Damn, it happened again. Ten years after the internet bubble ballooned, then burst, we're left to pick up our shattered portfolios from another cycle of hope, anxiety and regret. To make matters worse, our own actions added insult to the injury inflicted by the catastrophic bear market that ended last March.
By buying high and selling low, mutual fund investors, for instance, lost $42 billion more than they should have during the 12-month period that ended last May, estimates The Hulbert Financial Digest. (In a similar vein, columnist Russel Kinnel tells us that the typical investor earns far less than funds' reported returns.)
How could this have happened? The simple answer is that emotion, not logic, usually rules our investing habits. In many ways we're predisposed not just to buy high and sell low, but to cling to losing investments we should sell, ignore threats to our wealth and follow the investing herd off a cliff again and again.
These tendencies are now well documented in the burgeoning fields of investor psychology and behavioral finance. Scholars in both disciplines are arriving at a new understanding of how humans make decisions. For instance, in the bestseller Nudge: Improving Decisions About Health, Wealth and Happiness, authors Richard Thaler and Cass Sunstein say long-held assumptions that people "think like Albert Einstein, store as much memory as IBM's Big Blue and exercise the willpower of Mahatma Gandhi" are falling by the wayside. To help people, including investors, make better choices, we have to understand and embrace our emotions and predilections, say the authors, and figure out how to avoid becoming our own worst enemy.
But just recognizing our mental kinks won't help us undo them, experts say. "I don't believe it's possible to change behavior that's really hard-wired into our biology," says Andrew Lo, director of the Massachusetts Institute of Technology Laboratory for Financial Engineering. But "Homo sapiens can do what we've always done: adapt. We don't have wings, but we can fly. So we develop tools to protect ourselves from these emotional shortcomings."
The silver lining to the recent bear market is that painful experiences remain in our memories for a long time and provide lessons for the future. So let's review the past few years through the eyes of experts in investor psychology and behavioral finance, studying events not as a financial roller coaster, but rather as an emotional one.
Humans are wired to organize facts around stories. The Internet bubble was fueled by a fable that the Web would lead to an unending explosion of commerce. The explosion in real estate speculation that began in the early 2000s was firmly built on the same kind of fiction. Stories of people getting rich as property prices rose year after year "replicated and spread like thought viruses," says Robert Shiller, the Yale economist who warned of the Internet and real estate bubbles in different editions of his book Irrational Exuberance. Such tales instill confidence in people and inspire them to move fast to get rich themselves.

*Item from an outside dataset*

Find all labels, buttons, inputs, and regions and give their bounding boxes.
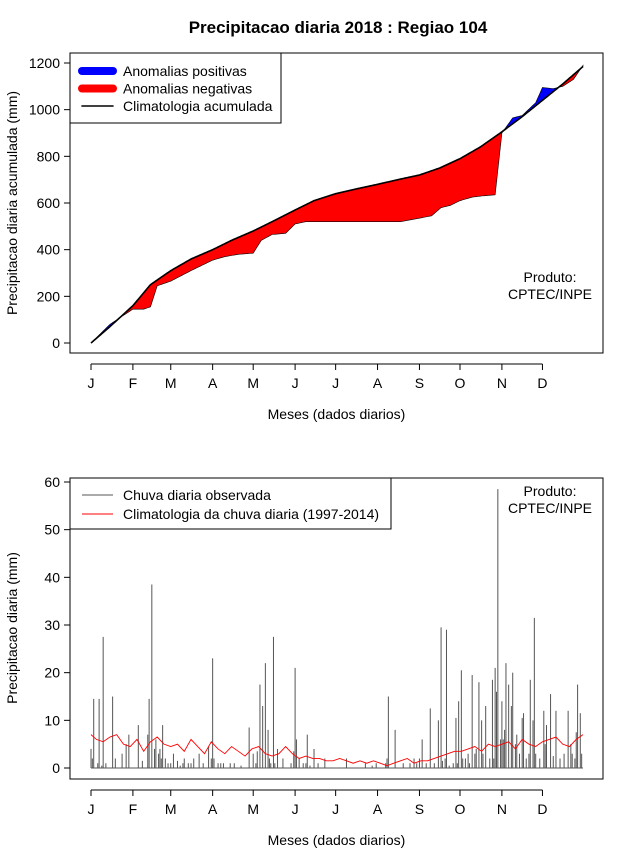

These stories proliferate even when they fly in the face of facts. That's because we tend to look only for facts that support our story, something called confirmation bias. So, for instance, real estate prices in Las Vegas and Phoenix rose at double-digit rates, as if land in those Sun Belt cities was a scarce commodity. The desire to cash in on the property boom ignored "obvious facts," says Thaler, such as a virtually "infinite supply of land" that facilitated an abundant supply of homes.
So think back to 2006. Real estate is on fire, the stock market is doing pretty well, and both investments look like sure bets. That's about the time the dangerous psychological juju started kicking in. Greg Davies, head of behavioral finance for Barclays Wealth, the London-based financial-services giant, says investors fell victim to the recency effect and began to lose their sense of caution because they'd known nothing but gains for several years.
As a result of the recency effect, says Davies, "what's most recent in our minds stands out." For instance, "if investments have been going up for a while, I start seeing them as less risky. I start thinking, Well, my budget for risky investments isn't full -- I can put more in there."
As investors pile in and the markets continue to rise, herd behavior and regret drive our actions. One consequence of herd behavior is that it makes us think something is safe because it seems safe if everyone is doing it. And regret causes those who can't stand being left out to jump in.